Consciousness cannot know itself. But what is happening is that under the umbrella of Self defined Self Realised knowledge of consciousness, Jiva (I) continues to go about.

This (I) has to go.

In terms of Bhakti yoga, there is no "Sharanagati" yet here in this knowledge. It is only still partial surender.
And in terms of Jnana yoga the Self is still not reached the last stage of what (I) consider Mahavakya of Sri Ramana Maharshi:

"First the Self sees itself as objects, then
the Self sees itself as void, and finally
the Self sees itself as Self. Only in the last stage, there is no seeing, for seeing is being here."

Salutations to Sri Ramana

4754
Dear I,

But the kind of effort needed here is slightly different from conventional Sadhanas. Here a Sadhaka has to put effort or perform Sadhana to attain (actually there is no attaining) the (state) of Non Sadhana or absolute effortlessness. Sadhana to Non Sadhana which is the natural Self.

Biggest irony is that one has to put a lot of effort "to think" and actually no effort "to not think" at all. Therefore a Sadhana, what ever it may be, has to lead one to effortlessness. This is the "Mauna" of Dakshinamurthy or "Chumma Iru" or "Be Still" of Sri Ramana Maharshi.

It may appear logically since the effortlessness implies no Sadhana, but one should not get caught in logical Tarka. One has to surrender completely to a Guru.

Salutations to Sri Ramana

4755
Dear I,

:)
Let me tell you why 'I' has to die. Die - meaning literally not dying, we are on the same platform as far as dying is concerned.

The one that is holding this knowledge that 'I' is jada is the same Jiva who is also holding the knowledge that it itself is Self. Its the same Jiva that is saying "I am Consciousness" "I am Self" and that I cannot affect me. Who is having this knowledge.

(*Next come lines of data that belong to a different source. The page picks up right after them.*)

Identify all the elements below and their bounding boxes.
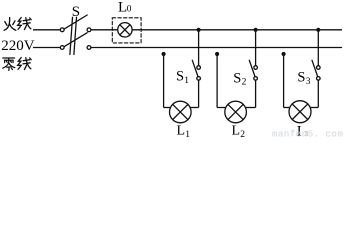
svg-text:2: 2: [240, 130, 245, 138]
switch S (double-pole) top blade: [64, 15, 87, 29]
switch S2: [254, 66, 258, 70]
svg-text:2: 2: [242, 78, 247, 88]
wire live middle segment (switch to lamp L0): [91, 29, 118, 31]
switch S terminal top-left: [60, 28, 64, 32]
switch S bottom blade: [64, 33, 87, 47]
lamp L0: [118, 23, 132, 37]
lamp L0 dashed box: [112, 18, 141, 43]
node neutral-L2 junction dot: [215, 52, 219, 56]
label huoxian (live wire): [4, 18, 16, 31]
wire branch1 lamp right stub: [190, 107, 199, 109]
node live-S1 junction dot: [197, 28, 201, 32]
label lingxian (neutral wire): [3, 58, 15, 70]
lamp L3: [289, 101, 311, 123]
svg-text:1: 1: [185, 130, 190, 138]
wire live right segment: [132, 29, 342, 31]
svg-text:S: S: [233, 71, 241, 87]
wire branch1 below S1: [198, 80, 200, 107]
node live-S3 junction dot: [316, 28, 320, 32]
wire neutral left segment: [33, 47, 60, 49]
switch S terminal bottom-left: [60, 46, 64, 50]
svg-text:220V: 220V: [1, 38, 35, 54]
lamp L2: [225, 101, 247, 123]
switch S3: [317, 66, 321, 70]
svg-text:0: 0: [127, 5, 132, 15]
wire branch3 switch drop: [317, 30, 319, 66]
wire branch2 switch drop: [255, 30, 257, 66]
wire branch1 lamp left stub: [164, 107, 171, 109]
switch S terminal bottom-right: [87, 46, 91, 50]
wire neutral right segment: [91, 47, 342, 49]
node neutral-L3 junction dot: [282, 52, 286, 56]
wire live left segment: [33, 29, 60, 31]
wire branch1 switch drop: [198, 30, 200, 66]
wire branch2 return riser: [216, 53, 218, 107]
switch S link bar 2: [74, 17, 77, 54]
svg-text:S: S: [297, 70, 305, 86]
svg-text:L: L: [232, 123, 241, 138]
wire branch2 lamp right stub: [245, 107, 255, 109]
wire branch1 return riser: [163, 53, 165, 107]
switch S terminal top-right: [87, 28, 91, 32]
svg-text:1: 1: [184, 76, 189, 86]
svg-text:3: 3: [306, 77, 311, 87]
wire branch3 lamp left stub: [284, 107, 290, 109]
wire branch3 return riser: [283, 53, 285, 107]
svg-text:S: S: [176, 69, 184, 85]
wire branch2 below S2: [255, 80, 257, 107]
lamp L1: [170, 101, 192, 123]
switch S link bar 1: [70, 17, 73, 54]
wire branch3 below S3: [317, 80, 319, 107]
svg-text:L: L: [177, 123, 186, 138]
switch S1: [197, 66, 201, 70]
svg-text:S: S: [72, 4, 80, 20]
wire branch2 lamp left stub: [217, 107, 226, 109]
node neutral-L1 junction dot: [162, 52, 166, 56]
svg-text:manfen5. com: manfen5. com: [272, 129, 343, 138]
wire branch3 lamp right stub: [310, 107, 318, 109]
node live-S2 junction dot: [254, 28, 258, 32]
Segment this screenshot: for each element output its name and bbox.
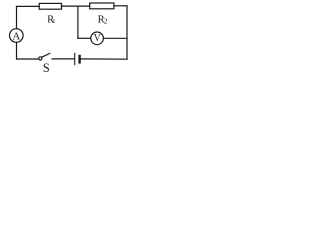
wire top-right horizontal: [114, 5, 127, 7]
svg-text:2: 2: [104, 17, 108, 25]
svg-text:A: A: [12, 30, 20, 42]
wire branch vertical (node to voltmeter): [77, 6, 79, 38]
wire branch to voltmeter: [78, 37, 91, 39]
wire top middle: [62, 5, 90, 7]
wire left vertical lower: [16, 42, 18, 59]
switch S: [39, 53, 50, 60]
svg-text:S: S: [43, 61, 50, 75]
resistor R2: [90, 3, 114, 9]
ammeter A: [9, 29, 23, 43]
voltmeter V: [91, 32, 104, 45]
wire voltmeter to right vertical: [103, 37, 127, 39]
svg-text:1: 1: [52, 18, 55, 25]
wire bottom middle: [52, 58, 74, 60]
svg-text:V: V: [94, 33, 102, 44]
label R2: [98, 15, 108, 26]
label R1: [47, 15, 55, 26]
wire right vertical: [126, 6, 128, 59]
wire top-left horizontal: [17, 5, 40, 7]
resistor R1: [39, 3, 61, 9]
battery cell: [75, 53, 80, 64]
wire bottom-left horizontal: [17, 58, 39, 60]
wire left vertical upper: [16, 6, 18, 28]
wire bottom-right horizontal: [81, 58, 127, 60]
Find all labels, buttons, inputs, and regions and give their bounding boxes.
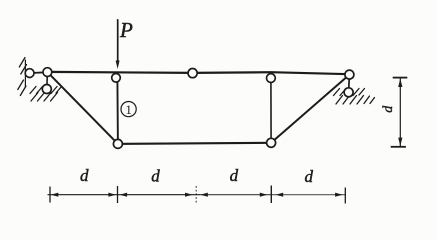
svg-text:P: P (119, 18, 133, 42)
svg-text:d: d (381, 105, 396, 113)
svg-text:d: d (151, 166, 160, 185)
svg-text:d: d (80, 166, 89, 185)
svg-text:d: d (304, 167, 313, 186)
svg-text:d: d (230, 166, 239, 185)
svg-text:1: 1 (125, 102, 132, 117)
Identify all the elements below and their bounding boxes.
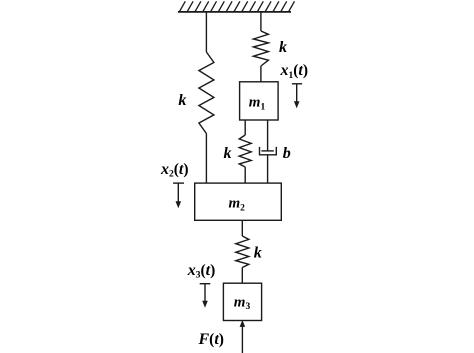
wire m1 to damper rod	[267, 120, 269, 151]
wire ceiling to top spring	[260, 12, 262, 31]
fixed ceiling support	[178, 1, 295, 12]
mass m2	[195, 183, 282, 220]
svg-text:x1(t): x1(t)	[280, 62, 309, 81]
spring k left (ceiling to m2)	[199, 52, 214, 134]
svg-text:x2(t): x2(t)	[160, 161, 189, 180]
wire middle spring to m2	[244, 167, 246, 183]
mass m1	[240, 82, 279, 120]
arrow F upward into m3	[240, 320, 246, 353]
svg-text:k: k	[279, 39, 287, 56]
mass m3	[223, 283, 261, 320]
svg-text:k: k	[178, 92, 186, 109]
svg-text:k: k	[254, 245, 262, 262]
svg-text:k: k	[224, 145, 232, 162]
damper b (m1 to m2)	[260, 147, 277, 155]
wire m2 to bottom spring	[241, 220, 243, 236]
spring k bottom (m2 to m3)	[236, 236, 249, 268]
spring k top (ceiling to m1)	[253, 31, 268, 66]
wire top spring to m1	[260, 66, 262, 82]
wire m1 to middle spring	[244, 120, 246, 135]
svg-text:F(t): F(t)	[198, 331, 224, 348]
arrow x1 downward	[292, 84, 302, 108]
wire damper to m2	[267, 155, 269, 183]
spring k middle (m1 to m2)	[239, 135, 251, 167]
arrow x3 downward	[200, 284, 211, 308]
wire ceiling to left spring	[205, 12, 207, 52]
arrow x2 downward	[173, 183, 184, 208]
svg-text:x3(t): x3(t)	[187, 262, 216, 281]
wire left spring to m2	[205, 134, 207, 184]
svg-text:b: b	[283, 145, 291, 162]
wire bottom spring to m3	[241, 268, 243, 284]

To quote from Advaita Bodha Deepika:

"Suppose a poor begger who was ignorant of the fact that a king residing in a for was the emperor of the world, later knew it. How does this newly acquired knowledge improve his position?"

When you say, let 'I' continue... self/consciousness is never bound. who is it that is saying this? who is it that has this knowledge? is it the 'I' or the Self/Consciousness?

How can the knowledge that the consciousness is not bound, and by this quote, you 'I' understand that you are the consciousness, and that what ever 'I' does, it cannot affect you be enough? who is this I that is saying this is this not the 'I' Jiva?

If you say that it is the knowledge of the witness that is saying all the above? Does the unchanging witness saying all these?

Why 'I' say that 'I' has to die(not really die) is that the very point or knowledge mentioned by 'I' follows that it is the individual soul, Jiva, the 'I' or false 'I' that is having this knowledge.

Infact, it is the false 'I' itself that is telling here that nothing can affect the Self or consciousness.

Therefore it is only the Jiva  'I' that is having the knowledge or ignorance. It is Jiva itself that says that it is consciousness and that the 'I' cannot affect the self.